'Aos que travam a luta antirracista no PCB' (Maísa)
Não esqueço nem invizibilizo a nossa luta antirracista, que construímos a duras penas, sem financiamento, nem incentivo partidário. Me refiro apenas, nesse momento, à luta hegemônica do PCB que não nos inclui.
Por Maísa para a Tribuna de Debates Preparatória do XVII Congresso Extraordinário.
Dirijo essa contribuição a camaradas que, de forma contracorrente, inserem em sua formação teórica e em sua atuação práxica a questão racial e de gênero - o que infelizmente não abrange todo o conjunto da militância.
Sabemos as estatísticas de mortes e violência dos nossos em decorrência de racismo, feminicídio, transfobia, opressões fundantes e estruturantes do capitalismo. Sabemos que nossa força de trabalho, especialmente na periferia do capital, é superexplorada, que somos nós o exército industrial de reserva e a força de trabalho reprodutiva não paga que mantém o sistema. Sabemos que em momentos de crise, o reforço de nossa desumanização e submissão não é opcional, é essencial para a manutenção das taxas de lucro. Sabemos, também, que a nossa revolta e libertação significaria o fim do modo de produção como conhecemos.
Para nós, a revolução comunista não é apenas uma palavra de ordem, um grito de torcida, uma identidade e uma estética a ser adotada. Não é uma carreira a ser seguida para alcançar uma posição de prestígio, escrever livros e fazer palestras pra autoconstrução. A luta para nós é uma urgência e uma necessidade. Construímos a luta revolucionária porque não temos outra opção. A liberdade é uma luta constante.

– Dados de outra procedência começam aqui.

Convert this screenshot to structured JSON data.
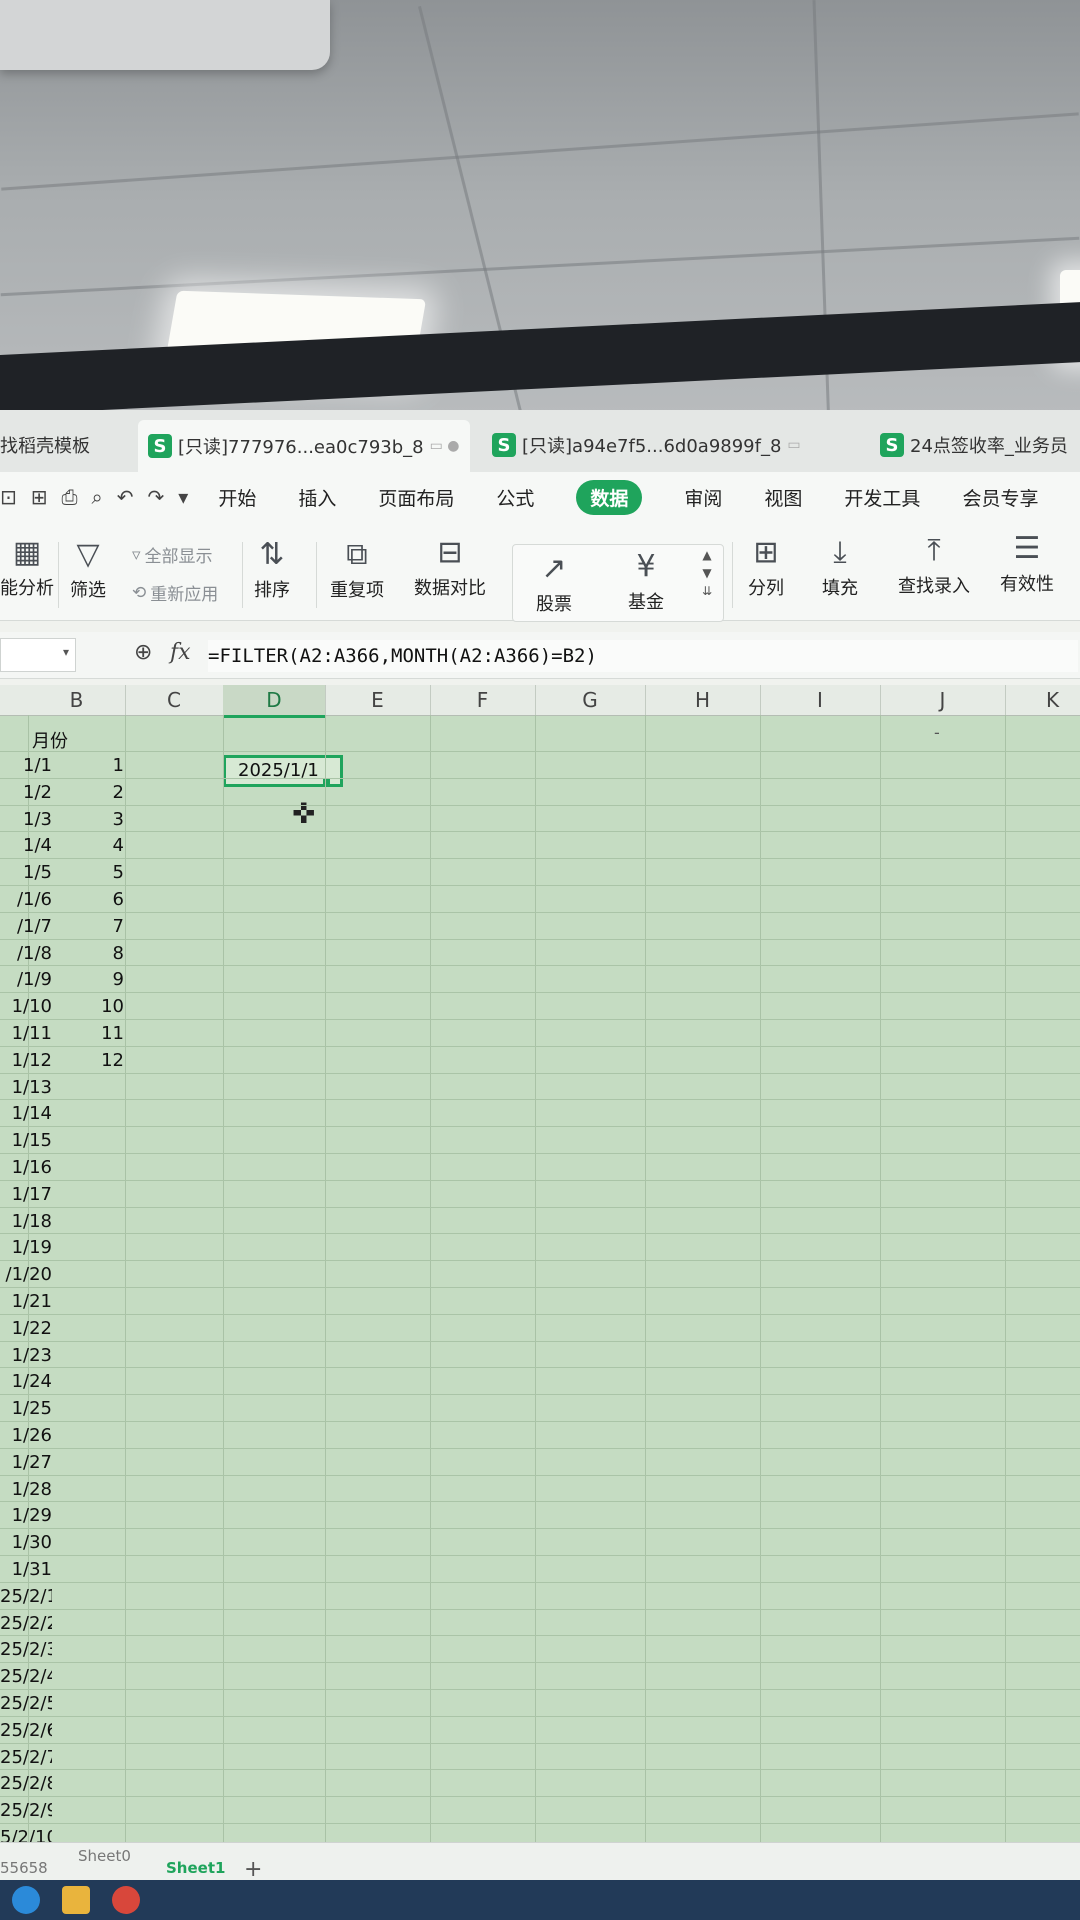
{
  "tabs": [
    {
      "label": "找稻壳模板"
    },
    {
      "label": "[只读]777976...ea0c793b_8"
    },
    {
      "label": "[只读]a94e7f5...6d0a9899f_8"
    },
    {
      "label": "24点签收率_业务员"
    }
  ],
  "menu": [
    "开始",
    "插入",
    "页面布局",
    "公式",
    "数据",
    "审阅",
    "视图",
    "开发工具",
    "会员专享"
  ],
  "ribbon": {
    "analysis": "能分析",
    "filter": "筛选",
    "show_all": "全部显示",
    "reapply": "重新应用",
    "sort": "排序",
    "duplicates": "重复项",
    "compare": "数据对比",
    "stock": "股票",
    "fund": "基金",
    "split": "分列",
    "fill": "填充",
    "lookup": "查找录入",
    "validity": "有效性"
  },
  "formula_bar": {
    "fx": "fx",
    "formula": "=FILTER(A2:A366,MONTH(A2:A366)=B2)"
  },
  "columns": [
    "B",
    "C",
    "D",
    "E",
    "F",
    "G",
    "H",
    "I",
    "J",
    "K"
  ],
  "selected_column": "D",
  "header_b": "月份",
  "rows": [
    {
      "a": "1/1",
      "b": "1"
    },
    {
      "a": "1/2",
      "b": "2"
    },
    {
      "a": "1/3",
      "b": "3"
    },
    {
      "a": "1/4",
      "b": "4"
    },
    {
      "a": "1/5",
      "b": "5"
    },
    {
      "a": "/1/6",
      "b": "6"
    },
    {
      "a": "/1/7",
      "b": "7"
    },
    {
      "a": "/1/8",
      "b": "8"
    },
    {
      "a": "/1/9",
      "b": "9"
    },
    {
      "a": "1/10",
      "b": "10"
    },
    {
      "a": "1/11",
      "b": "11"
    },
    {
      "a": "1/12",
      "b": "12"
    },
    {
      "a": "1/13",
      "b": ""
    },
    {
      "a": "1/14",
      "b": ""
    },
    {
      "a": "1/15",
      "b": ""
    },
    {
      "a": "1/16",
      "b": ""
    },
    {
      "a": "1/17",
      "b": ""
    },
    {
      "a": "1/18",
      "b": ""
    },
    {
      "a": "1/19",
      "b": ""
    },
    {
      "a": "/1/20",
      "b": ""
    },
    {
      "a": "1/21",
      "b": ""
    },
    {
      "a": "1/22",
      "b": ""
    },
    {
      "a": "1/23",
      "b": ""
    },
    {
      "a": "1/24",
      "b": ""
    },
    {
      "a": "1/25",
      "b": ""
    },
    {
      "a": "1/26",
      "b": ""
    },
    {
      "a": "1/27",
      "b": ""
    },
    {
      "a": "1/28",
      "b": ""
    },
    {
      "a": "1/29",
      "b": ""
    },
    {
      "a": "1/30",
      "b": ""
    },
    {
      "a": "1/31",
      "b": ""
    },
    {
      "a": "25/2/1",
      "b": ""
    },
    {
      "a": "25/2/2",
      "b": ""
    },
    {
      "a": "25/2/3",
      "b": ""
    },
    {
      "a": "25/2/4",
      "b": ""
    },
    {
      "a": "25/2/5",
      "b": ""
    },
    {
      "a": "25/2/6",
      "b": ""
    },
    {
      "a": "25/2/7",
      "b": ""
    },
    {
      "a": "25/2/8",
      "b": ""
    },
    {
      "a": "25/2/9",
      "b": ""
    },
    {
      "a": "5/2/10",
      "b": ""
    }
  ],
  "active_cell_value": "2025/1/1",
  "sheets": {
    "left_number": "55658",
    "sheet0": "Sheet0",
    "sheet1": "Sheet1",
    "add": "+"
  },
  "colors": {
    "accent": "#1fa45c",
    "grid_bg": "#c5dcc2"
  }
}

É doloroso, portanto, quando construímos organicamente um partido marxista-leninista, dedicamos horas de descanso e de reprodução da nossa força de trabalho, aceleramos nossos processos de desgaste e adoecimento físico e mental em prol de uma luta coletiva que não nos inclui. Será que a luta travada hoje vai garantir a sobrevivência dos camaradas negros até o pós revolução? Não esqueço nem invizibilizo a nossa luta antirracista, que construímos a duras penas, sem financiamento, nem incentivo partidário. Me refiro apenas, nesse momento, à luta hegemônica do PCB que não nos inclui.
A luta dos teóricos carreiristas que, sentados em suas poltronas, usufruem do reconhecimento do trabalho construído pela invisível coletividade da militância e pelas condições materiais que o permitem dirigir o partido. Me refiro a luta dos academicistas essencialistas que enxergam apenas o amálgama da classe trabalhadora tida como universal, não racializada, não bigenerificada. Me refiro a luta suja daqueles que quebram militantes reproduzindo violências e que continuam impunes na direção do partido. A luta atual hegemônica do PCB não nos inclui.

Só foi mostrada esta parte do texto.